You may note that there is no mention of “root cause” in this template. This is intentional, as there is not root cause. More discussion on a concrete example of a “good” Post-mortem can be found in the Google SRE Workbook.

Why should I use it?

You should use a pre-mortem to identify opportunites to de-risk a project, as well as report these risks to stakeholders. Additionally, it gives a venue for project members to voice their concerns, as well as celebrate the improvements if the project is successful.

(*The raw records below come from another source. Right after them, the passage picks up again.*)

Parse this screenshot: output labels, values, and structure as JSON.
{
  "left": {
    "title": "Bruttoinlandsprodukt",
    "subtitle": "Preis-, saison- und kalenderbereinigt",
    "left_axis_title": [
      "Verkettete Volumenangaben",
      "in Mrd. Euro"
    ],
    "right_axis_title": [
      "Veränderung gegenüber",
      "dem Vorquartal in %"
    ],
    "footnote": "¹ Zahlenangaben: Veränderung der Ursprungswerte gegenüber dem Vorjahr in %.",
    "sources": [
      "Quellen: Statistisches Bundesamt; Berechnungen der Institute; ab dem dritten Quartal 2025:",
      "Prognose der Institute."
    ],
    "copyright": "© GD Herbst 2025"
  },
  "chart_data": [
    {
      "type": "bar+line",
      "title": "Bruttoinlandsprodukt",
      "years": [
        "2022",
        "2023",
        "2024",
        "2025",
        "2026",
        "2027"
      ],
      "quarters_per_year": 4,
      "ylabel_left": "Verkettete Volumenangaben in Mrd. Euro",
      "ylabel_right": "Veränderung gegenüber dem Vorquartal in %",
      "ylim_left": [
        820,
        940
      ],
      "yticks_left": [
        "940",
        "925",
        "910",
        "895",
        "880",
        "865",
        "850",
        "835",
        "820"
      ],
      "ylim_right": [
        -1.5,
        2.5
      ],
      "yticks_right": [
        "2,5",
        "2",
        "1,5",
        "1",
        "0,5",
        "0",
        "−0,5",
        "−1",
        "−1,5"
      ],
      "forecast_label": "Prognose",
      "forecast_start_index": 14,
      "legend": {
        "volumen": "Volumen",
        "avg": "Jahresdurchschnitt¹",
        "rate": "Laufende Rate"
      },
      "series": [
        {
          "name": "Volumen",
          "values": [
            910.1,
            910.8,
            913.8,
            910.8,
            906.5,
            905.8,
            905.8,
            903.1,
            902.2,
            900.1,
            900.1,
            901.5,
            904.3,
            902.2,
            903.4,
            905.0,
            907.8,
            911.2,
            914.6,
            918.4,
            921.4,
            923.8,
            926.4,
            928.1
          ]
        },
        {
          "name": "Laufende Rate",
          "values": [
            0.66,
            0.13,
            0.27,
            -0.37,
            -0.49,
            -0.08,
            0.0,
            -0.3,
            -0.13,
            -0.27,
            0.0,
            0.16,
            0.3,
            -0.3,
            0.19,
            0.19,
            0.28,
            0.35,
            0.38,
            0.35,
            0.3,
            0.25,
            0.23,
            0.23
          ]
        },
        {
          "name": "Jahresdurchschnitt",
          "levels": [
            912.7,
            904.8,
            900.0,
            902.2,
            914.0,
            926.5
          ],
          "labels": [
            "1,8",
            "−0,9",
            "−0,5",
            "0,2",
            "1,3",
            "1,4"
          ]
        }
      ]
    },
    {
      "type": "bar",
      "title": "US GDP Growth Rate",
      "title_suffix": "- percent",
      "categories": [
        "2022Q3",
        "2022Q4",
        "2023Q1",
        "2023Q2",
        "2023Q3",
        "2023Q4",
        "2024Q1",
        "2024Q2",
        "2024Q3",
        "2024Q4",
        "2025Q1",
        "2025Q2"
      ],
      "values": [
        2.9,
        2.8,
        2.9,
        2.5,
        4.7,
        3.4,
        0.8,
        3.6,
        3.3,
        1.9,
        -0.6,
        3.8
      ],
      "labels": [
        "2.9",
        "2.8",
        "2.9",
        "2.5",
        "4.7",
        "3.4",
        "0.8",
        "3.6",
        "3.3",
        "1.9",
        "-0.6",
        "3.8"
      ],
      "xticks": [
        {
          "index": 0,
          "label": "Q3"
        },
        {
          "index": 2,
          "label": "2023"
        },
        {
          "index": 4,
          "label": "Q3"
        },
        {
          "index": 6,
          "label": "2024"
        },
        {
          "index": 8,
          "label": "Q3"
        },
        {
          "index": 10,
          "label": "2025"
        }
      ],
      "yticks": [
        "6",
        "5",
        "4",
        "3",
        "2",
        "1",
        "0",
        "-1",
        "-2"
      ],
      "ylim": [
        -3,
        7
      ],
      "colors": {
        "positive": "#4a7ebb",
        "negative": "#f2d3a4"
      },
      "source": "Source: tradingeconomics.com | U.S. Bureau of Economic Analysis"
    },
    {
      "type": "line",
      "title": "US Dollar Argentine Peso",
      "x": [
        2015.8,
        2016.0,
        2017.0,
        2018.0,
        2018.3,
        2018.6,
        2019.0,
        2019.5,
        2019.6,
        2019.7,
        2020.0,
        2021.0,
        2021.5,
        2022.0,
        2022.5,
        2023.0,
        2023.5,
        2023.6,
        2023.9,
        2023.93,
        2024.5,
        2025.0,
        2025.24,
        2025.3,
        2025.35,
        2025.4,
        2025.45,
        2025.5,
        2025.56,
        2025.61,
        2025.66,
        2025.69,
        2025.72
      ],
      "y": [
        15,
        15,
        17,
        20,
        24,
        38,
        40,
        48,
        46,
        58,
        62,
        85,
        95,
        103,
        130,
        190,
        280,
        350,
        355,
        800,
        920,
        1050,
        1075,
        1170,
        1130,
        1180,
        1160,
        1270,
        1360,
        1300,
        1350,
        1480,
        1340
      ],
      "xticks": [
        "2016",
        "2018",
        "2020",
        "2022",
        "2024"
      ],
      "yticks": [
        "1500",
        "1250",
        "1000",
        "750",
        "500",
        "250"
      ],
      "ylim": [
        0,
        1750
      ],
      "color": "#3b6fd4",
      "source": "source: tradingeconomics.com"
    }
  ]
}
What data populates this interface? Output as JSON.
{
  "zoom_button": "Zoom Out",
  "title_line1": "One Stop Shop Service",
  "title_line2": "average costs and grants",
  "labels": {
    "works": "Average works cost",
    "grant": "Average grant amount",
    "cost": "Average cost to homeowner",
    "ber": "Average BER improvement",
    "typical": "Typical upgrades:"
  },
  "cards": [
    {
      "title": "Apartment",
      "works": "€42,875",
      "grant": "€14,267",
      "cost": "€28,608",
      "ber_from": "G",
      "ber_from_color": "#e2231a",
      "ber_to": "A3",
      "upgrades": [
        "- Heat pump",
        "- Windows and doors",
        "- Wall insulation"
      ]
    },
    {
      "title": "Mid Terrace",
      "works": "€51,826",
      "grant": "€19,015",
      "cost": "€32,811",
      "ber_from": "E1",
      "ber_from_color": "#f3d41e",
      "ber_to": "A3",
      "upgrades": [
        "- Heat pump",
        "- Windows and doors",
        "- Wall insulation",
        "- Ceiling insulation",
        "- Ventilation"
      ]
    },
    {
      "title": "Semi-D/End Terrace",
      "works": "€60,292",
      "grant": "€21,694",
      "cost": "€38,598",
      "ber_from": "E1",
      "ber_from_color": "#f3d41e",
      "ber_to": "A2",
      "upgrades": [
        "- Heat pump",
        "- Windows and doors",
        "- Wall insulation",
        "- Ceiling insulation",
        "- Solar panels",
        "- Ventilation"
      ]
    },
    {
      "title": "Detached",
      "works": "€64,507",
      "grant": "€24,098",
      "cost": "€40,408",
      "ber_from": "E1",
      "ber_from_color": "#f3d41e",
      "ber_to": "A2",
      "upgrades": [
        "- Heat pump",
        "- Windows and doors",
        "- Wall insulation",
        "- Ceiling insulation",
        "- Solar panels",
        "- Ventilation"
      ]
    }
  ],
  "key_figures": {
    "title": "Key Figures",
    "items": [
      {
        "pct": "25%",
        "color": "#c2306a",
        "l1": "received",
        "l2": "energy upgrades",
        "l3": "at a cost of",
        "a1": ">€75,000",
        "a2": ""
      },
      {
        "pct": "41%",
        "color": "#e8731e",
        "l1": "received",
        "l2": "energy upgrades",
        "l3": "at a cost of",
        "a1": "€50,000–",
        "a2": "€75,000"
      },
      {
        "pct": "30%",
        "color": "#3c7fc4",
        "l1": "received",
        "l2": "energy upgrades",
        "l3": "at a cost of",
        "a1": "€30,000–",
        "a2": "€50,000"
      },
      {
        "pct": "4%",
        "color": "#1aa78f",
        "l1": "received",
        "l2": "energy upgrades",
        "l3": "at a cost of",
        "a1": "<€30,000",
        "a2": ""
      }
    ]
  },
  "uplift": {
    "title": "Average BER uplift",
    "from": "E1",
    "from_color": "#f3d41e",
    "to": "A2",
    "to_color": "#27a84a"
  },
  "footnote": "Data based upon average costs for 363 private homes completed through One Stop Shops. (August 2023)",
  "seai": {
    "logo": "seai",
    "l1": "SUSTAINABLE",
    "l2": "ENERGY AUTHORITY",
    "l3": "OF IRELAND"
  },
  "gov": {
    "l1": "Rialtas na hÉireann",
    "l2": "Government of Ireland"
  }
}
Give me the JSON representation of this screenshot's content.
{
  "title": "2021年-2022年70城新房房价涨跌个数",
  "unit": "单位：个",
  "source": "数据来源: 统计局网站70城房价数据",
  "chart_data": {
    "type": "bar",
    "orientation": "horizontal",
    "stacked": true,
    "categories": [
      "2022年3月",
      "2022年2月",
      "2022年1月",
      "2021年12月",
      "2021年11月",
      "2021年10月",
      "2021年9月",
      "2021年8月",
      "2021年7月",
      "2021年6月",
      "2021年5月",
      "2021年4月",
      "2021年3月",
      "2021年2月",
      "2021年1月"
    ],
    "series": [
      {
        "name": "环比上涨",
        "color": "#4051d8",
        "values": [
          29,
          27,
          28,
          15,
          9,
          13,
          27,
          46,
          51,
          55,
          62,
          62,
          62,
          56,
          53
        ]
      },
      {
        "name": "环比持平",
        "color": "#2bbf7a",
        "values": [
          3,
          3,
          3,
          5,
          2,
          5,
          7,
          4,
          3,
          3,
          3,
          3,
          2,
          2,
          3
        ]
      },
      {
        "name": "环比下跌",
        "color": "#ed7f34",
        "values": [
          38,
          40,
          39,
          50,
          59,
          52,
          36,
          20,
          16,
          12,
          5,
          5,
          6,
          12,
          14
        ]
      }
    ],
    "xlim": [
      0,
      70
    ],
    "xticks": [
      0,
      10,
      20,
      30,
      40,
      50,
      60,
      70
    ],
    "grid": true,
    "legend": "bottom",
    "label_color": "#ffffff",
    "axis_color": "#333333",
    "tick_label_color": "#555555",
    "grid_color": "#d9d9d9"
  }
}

You should use a post-mortem after incidents, as well as projects themselves. Incident post-mortems are special, and require somewhat special handling, but are not discussed in detail here. They are opportunities to learn, above all, and are an incredible source of information on how an organisation/system actually works, versus how it is stated to work. They are also important sources of information if/when customer communications are required.

Some excellent discussions on learning with post-mortems can be found here and here, both from Learning From Incidents In Software.

When shouldn’t I use it?

Not all projects require a pre-mortem, especially if they are low risk. Additionally, individual pieces of work don’t require this treatment.

Similarly, not everything needs a post-mortem, but all incidents should, and ideally most projects should as well.

How should I distribute it?

Pre- and post-mortems should be available in a central index, and should be emailed out to team members and stakeholders when they are completed.

Closing Thoughts

Phew, that was a lot! Ultimately, these are just tools – you cannot “just” use tools to develop a culture, as a culture is a gestalt of many different factors. Additionally, these are merely tools – there are no magic bullets for organisational dysfunction.

Remember, the goal is get information to the right people at the right time – writing is just one of the best ways we have at doing that, and structured documents like the above help simply and reduce the amount of variance in how we accomplish this task.